Modular housing units that could eventually house workers at Keystone XL pipeline construction camps are being stored at a former auto-salvage yard in eastern Rapid City.

Dozens of the units are fenced-in and tightly arranged on the lot of B&B Auto Salvage in a naturally tucked-away area that stretches out from the dead end of Philadelphia Street, just east of its junction with Cambell Street. A person in a vehicle marked as security was at the entrance to the site Tuesday morning.

A person who answered B&B’s phone number this week declined to speak with the Journal and offered to field questions by email, but then did not respond to an email. The most recent activity on B&B's Facebook page was in June, including a post referencing a then-upcoming liquidation auction.

The company that wants to build the Keystone XL crude-oil pipeline, TC Energy (formerly known as TransCanada), has been pursuing the project since 2008. The company is headquartered in Calgary, Alberta.

The project is mired in litigation that has prevented construction from starting. If constructed, the estimated $8 billion pipeline would stretch 1,180 miles from Canada’s tar sands to Steele, Nebraska, where the crude oil could then be sent through an existing pipeline to refineries on the Gulf Coast. The project is opposed by people ranging from affected landowner-ranchers to Native American tribes and environmentalists.

In South Dakota, the pipeline would cut diagonally from the northwestern to south-central parts of state, west of the Missouri River.

A spokesperson for TC Energy sent a written statement this week in response to Journal questions about the modular units in Rapid City.

“TC Energy are currently storing work force camp modules in Rapid City,” the statement said. “The transport of these modules started in March 2019 and concluded in May. We continue to evaluate how many modules will be needed for each work force camp location; however, we can confirm all modules in Rapid City will be used for South Dakota camp locations.”

The statement also indicated that the exact location of workforce camps has not been finalized, and the spokesperson declined to say how many modular housing units are being stored in Rapid City. TC Energy is contracting with Target Logistics, of The Woodlands, Texas, to supply and set up the units, the spokesperson said.

The units stored in Rapid City appear to be sections that can be combined into larger lodges. Some sides of the units are covered in siding, and other sides are covered in plastic wrap emblazoned with the logo of Guerdon Modular Buildings, of Boise, Idaho.

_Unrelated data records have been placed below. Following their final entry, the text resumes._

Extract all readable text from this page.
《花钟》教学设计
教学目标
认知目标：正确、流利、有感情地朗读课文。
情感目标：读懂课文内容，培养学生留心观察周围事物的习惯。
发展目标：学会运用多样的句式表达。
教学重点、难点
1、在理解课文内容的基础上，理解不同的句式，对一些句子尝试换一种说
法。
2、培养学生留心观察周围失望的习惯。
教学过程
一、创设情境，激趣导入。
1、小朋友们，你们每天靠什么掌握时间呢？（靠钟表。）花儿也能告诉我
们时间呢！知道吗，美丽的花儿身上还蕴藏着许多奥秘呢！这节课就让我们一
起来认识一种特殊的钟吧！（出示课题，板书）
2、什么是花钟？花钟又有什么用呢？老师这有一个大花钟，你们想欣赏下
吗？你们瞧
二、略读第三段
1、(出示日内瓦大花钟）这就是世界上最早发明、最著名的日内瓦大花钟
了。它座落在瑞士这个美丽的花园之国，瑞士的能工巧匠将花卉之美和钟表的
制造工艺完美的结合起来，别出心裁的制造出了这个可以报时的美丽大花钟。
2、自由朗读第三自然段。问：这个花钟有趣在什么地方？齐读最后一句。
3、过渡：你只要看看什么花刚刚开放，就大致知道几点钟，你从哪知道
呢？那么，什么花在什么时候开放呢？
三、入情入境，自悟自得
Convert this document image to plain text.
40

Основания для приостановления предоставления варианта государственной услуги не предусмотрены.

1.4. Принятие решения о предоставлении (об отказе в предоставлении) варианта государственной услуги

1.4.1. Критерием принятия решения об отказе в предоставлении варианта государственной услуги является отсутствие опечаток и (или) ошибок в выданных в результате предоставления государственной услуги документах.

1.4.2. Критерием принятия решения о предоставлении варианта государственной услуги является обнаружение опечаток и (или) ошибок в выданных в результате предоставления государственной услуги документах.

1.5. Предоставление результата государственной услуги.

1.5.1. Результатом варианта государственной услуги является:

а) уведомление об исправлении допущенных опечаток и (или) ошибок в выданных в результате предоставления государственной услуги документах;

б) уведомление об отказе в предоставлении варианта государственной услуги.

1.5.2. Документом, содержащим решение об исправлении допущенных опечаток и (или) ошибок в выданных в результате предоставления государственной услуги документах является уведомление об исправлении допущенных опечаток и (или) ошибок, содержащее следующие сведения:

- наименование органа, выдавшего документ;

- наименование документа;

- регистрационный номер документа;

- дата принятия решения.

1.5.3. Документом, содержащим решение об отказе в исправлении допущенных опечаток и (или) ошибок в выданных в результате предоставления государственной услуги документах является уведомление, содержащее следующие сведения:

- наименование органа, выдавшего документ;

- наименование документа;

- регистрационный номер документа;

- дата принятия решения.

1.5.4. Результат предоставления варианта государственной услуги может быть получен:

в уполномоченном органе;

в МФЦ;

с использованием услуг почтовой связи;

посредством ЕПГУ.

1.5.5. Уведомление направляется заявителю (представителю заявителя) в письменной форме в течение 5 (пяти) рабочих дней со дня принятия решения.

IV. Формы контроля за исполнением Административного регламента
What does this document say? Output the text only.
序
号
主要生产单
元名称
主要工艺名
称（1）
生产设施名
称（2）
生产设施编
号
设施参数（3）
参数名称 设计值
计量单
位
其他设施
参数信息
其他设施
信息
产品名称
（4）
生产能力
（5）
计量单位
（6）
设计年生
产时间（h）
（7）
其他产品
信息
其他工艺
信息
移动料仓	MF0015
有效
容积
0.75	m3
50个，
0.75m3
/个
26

A 2014 environmental impact statement about the Keystone XL pipeline said four workforce camps were anticipated in Montana, three in South Dakota and one in Nebraska. The South Dakota camps were anticipated to be in Harding, Meade and Tripp counties.

TC Energy’s most recent quarterly report to the South Dakota Public Utilities Commission in March was unclear about how many camps would be constructed in South Dakota but said a new camp location had been secured in Haakon County. The report also said consideration was being given to relocating the Tripp County camp farther north.

The 2014 environmental impact statement said each camp would range in size from 50 to 100 acres. The statement also said each camp would contain 600 total beds, with 28 occupants per modular unit. The camps would function as temporary cities, complete with food service, a convenience store, fitness facilities, entertainment rooms, dining facilities, and an infirmary among other features.

Although construction of the pipeline has not begun, TC Energy conducted numerous pre-construction activities when not precluded from those activities by court orders, including the signing of haul-road agreements with counties along the pipeline route, improvements to some haul roads, and the preparing of numerous pipe yards.